Опять «несите службу»! Днем-то уж, кажется, чего беспокоиться: и гак все видно... А потом ведь не каждый день попадаются утопленники...

Буксирный пароход отошел от Фирюзевара, стал медленно пересекать реку. За ним покорно потянулись трюмные баржи.

Теперь часовой по заставе сосредоточил внимание на буксире и баржах.

Из-за острова на большой скорости вылетел пограничный катер. Догнал транспорт и пристроился рядом.

Часовой повернул бинокль в сторону пристани. Там уже стояла досмотровая группа во главе с офицером.

Начальник отряда полковник Заозерный никого не принимал. Он сидел в своем кабинете за огромным столом, обтянутым зеленым сукном.
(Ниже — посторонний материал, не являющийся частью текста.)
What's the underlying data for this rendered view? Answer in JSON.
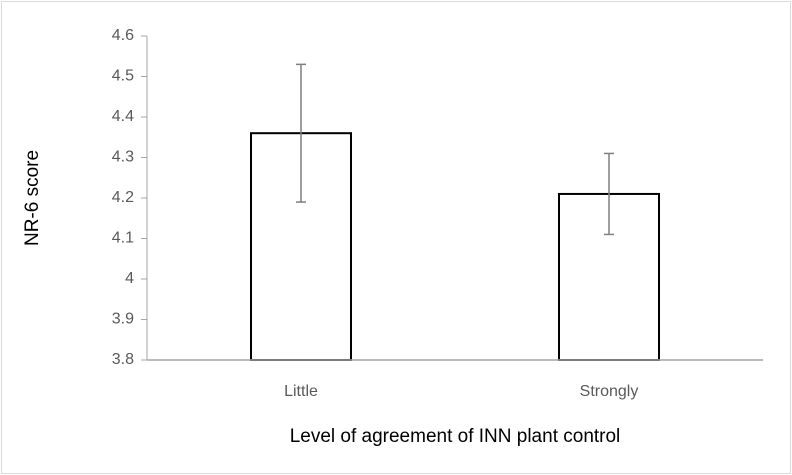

Перед Заозерным лежала оперативная карта. Чтобы она поместилась на столе, полковник убрал чернильный прибор и слегка потеснил бронзовый бюстик Дзержинского. Этот бюстик ходил с полковником всюду вот уже двадцать с лишним лет. Его преподнесли ему друзья по шахте «Комсомольская». Есть такая в Донецком бассейне. Преподнесли в тот самый день, когда после событий на озере

Хасан и Халхин-Голе он первым изъявил желание поехать на границу по комсомольскому призыву. С тех пор Заозерный не расставался с подарком.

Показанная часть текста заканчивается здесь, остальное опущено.